There I stood just a couple of feet away from a honeybee hive, and I felt no fear. I never thought I would feel that way around tens of thousands of worker bees fearlessly protecting and nurturing their queen, but this day I felt attuned to to their plight. By chance, I had just met Jim Dowling, a hobbyist beekeeper who once operated this property of his as an inn called the Gerstle Park Inn in San Rafael, California. It’s so idyllic, there’s about a 2,000-year-old redwood right in the backyard. A friend of mine lives in one of the cottages on the property, and on a golden Friday afternoon, Jim stopped what he was doing just because I wanted to know everything he knows about honeybees.
With wholesome elocution, he highlighted everything from the little dances they do to communicate with one another, to their behavior in a swarm (the size of a basketball), to his process of harvesting the copious amounts of honey that his little friends generously produce. It was all so fascinating that I was more than intrigued to visit the hives and observe them up close and personally.
You might have heard already that more than half of America’s honeybees have disappeared in the last ten years. Most people don’t think about what that decline really means. Well, honeybees pollinate one-third of the world’s food supply, including nuts, produce, coffee; in 2010, these insects were responsible for $19 billion worth of crops in the US. So, if the little busybodies aren’t around to fulfill their niche, then our healthy food supply becomes severely diminished (for those who identify more as a carnivore, honeybees also affect alfalfa eaten by cows).
Jim’s face lit up telling me about his recent discovery of a native colony of bees, which he will tend to himself. The beauty of these native bees is that they have developed an immunity to the bloodsucking varroa mites that wreck honeybee immune systems.
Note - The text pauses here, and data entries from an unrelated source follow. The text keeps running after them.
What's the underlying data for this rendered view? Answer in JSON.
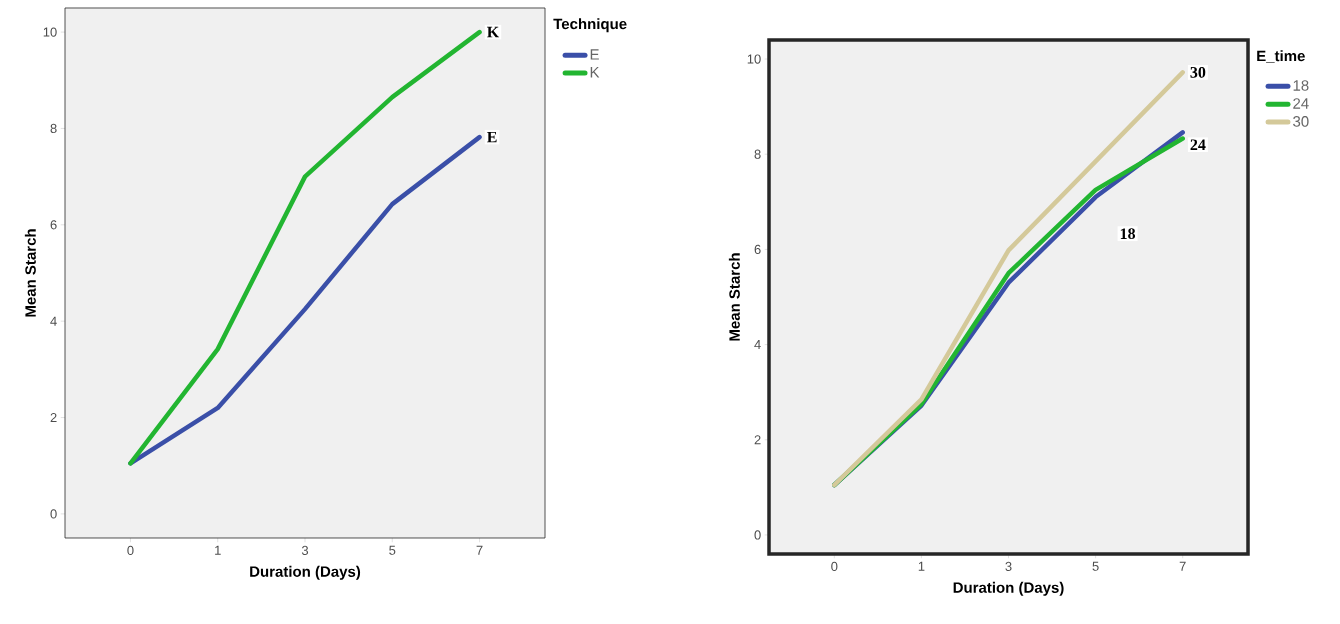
{
  "chart_data": [
    {
      "type": "line",
      "xlabel": "Duration  (Days)",
      "ylabel": "Mean Starch",
      "legend_title": "Technique",
      "legend": "right",
      "grid": false,
      "categories": [
        "0",
        "1",
        "3",
        "5",
        "7"
      ],
      "ylim": [
        -0.5,
        10.5
      ],
      "yticks": [
        0,
        2,
        4,
        6,
        8,
        10
      ],
      "series": [
        {
          "name": "E",
          "color": "#3a4fa8",
          "values": [
            1.05,
            2.2,
            4.25,
            6.43,
            7.82
          ]
        },
        {
          "name": "K",
          "color": "#22b531",
          "values": [
            1.05,
            3.42,
            7.0,
            8.65,
            10.0
          ]
        }
      ],
      "annotations": [
        {
          "text": "K",
          "x": "7",
          "y": 10.0
        },
        {
          "text": "E",
          "x": "7",
          "y": 7.82
        }
      ]
    },
    {
      "type": "line",
      "xlabel": "Duration (Days)",
      "ylabel": "Mean Starch",
      "legend_title": "E_time",
      "legend": "right",
      "grid": false,
      "categories": [
        "0",
        "1",
        "3",
        "5",
        "7"
      ],
      "ylim": [
        -0.4,
        10.4
      ],
      "yticks": [
        0,
        2,
        4,
        6,
        8,
        10
      ],
      "series": [
        {
          "name": "18",
          "color": "#3a4fa8",
          "values": [
            1.05,
            2.72,
            5.3,
            7.1,
            8.46
          ]
        },
        {
          "name": "24",
          "color": "#22b531",
          "values": [
            1.05,
            2.75,
            5.5,
            7.25,
            8.33
          ]
        },
        {
          "name": "30",
          "color": "#d4c99a",
          "values": [
            1.05,
            2.85,
            5.98,
            7.85,
            9.72
          ]
        }
      ],
      "annotations": [
        {
          "text": "30",
          "x": "7",
          "y": 9.72
        },
        {
          "text": "24",
          "x": "7",
          "y": 8.2
        },
        {
          "text": "18",
          "y": 6.33
        }
      ]
    }
  ]
}
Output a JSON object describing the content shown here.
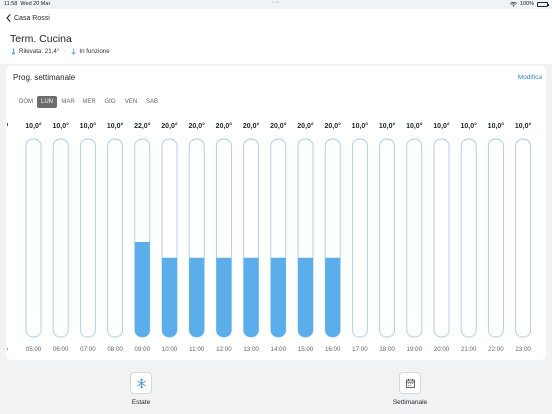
{
  "status_bar": {
    "time": "11:58",
    "date": "Wed 20 Mar",
    "battery": "100%"
  },
  "header": {
    "back_label": "Casa Rossi",
    "title": "Term. Cucina",
    "detected_label": "Rilevata: 21,4°",
    "state_label": "In funzione"
  },
  "schedule": {
    "title": "Prog. settimanale",
    "edit_label": "Modifica",
    "days": [
      "DOM",
      "LUN",
      "MAR",
      "MER",
      "GIO",
      "VEN",
      "SAB"
    ],
    "selected_day": "LUN"
  },
  "chart_data": {
    "type": "bar",
    "categories": [
      "05:00",
      "06:00",
      "07:00",
      "08:00",
      "09:00",
      "10:00",
      "11:00",
      "12:00",
      "13:00",
      "14:00",
      "15:00",
      "16:00",
      "17:00",
      "18:00",
      "19:00",
      "20:00",
      "21:00",
      "22:00",
      "23:00"
    ],
    "values": [
      10.0,
      10.0,
      10.0,
      10.0,
      22.0,
      20.0,
      20.0,
      20.0,
      20.0,
      20.0,
      20.0,
      20.0,
      10.0,
      10.0,
      10.0,
      10.0,
      10.0,
      10.0,
      10.0
    ],
    "value_labels": [
      "10,0°",
      "10,0°",
      "10,0°",
      "10,0°",
      "22,0°",
      "20,0°",
      "20,0°",
      "20,0°",
      "20,0°",
      "20,0°",
      "20,0°",
      "20,0°",
      "10,0°",
      "10,0°",
      "10,0°",
      "10,0°",
      "10,0°",
      "10,0°",
      "10,0°"
    ],
    "ylim": [
      10,
      35
    ],
    "fill_color": "#5aaeec",
    "track_color": "#a9cbeb"
  },
  "bottom_bar": {
    "modes": [
      {
        "label": "Estate",
        "icon": "snowflake-icon"
      },
      {
        "label": "Settimanale",
        "icon": "calendar-icon"
      }
    ]
  }
}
But the main culprits wreaking havoc on honeybee populations seem to be neonicotinoid insecticides and habitat loss. Natural selection must, and will run its course. Humanity has to do certain things to ensure our own survival, but in the process more people have to be aware of the impact that has on other species. This includes poor agricultural management, as well as land development that depletes honeybees’ natural food supply.
Aside from bees’ role as pollinators of much of our food, it’s just as important to consider what we can do to lessen our impact and keep them healthy for their own sake. As I watched those bees just doing their thing, I had a warm feeling of everything being as it should be. If you stop to notice them at work, you’ll see that it’s pretty beautiful.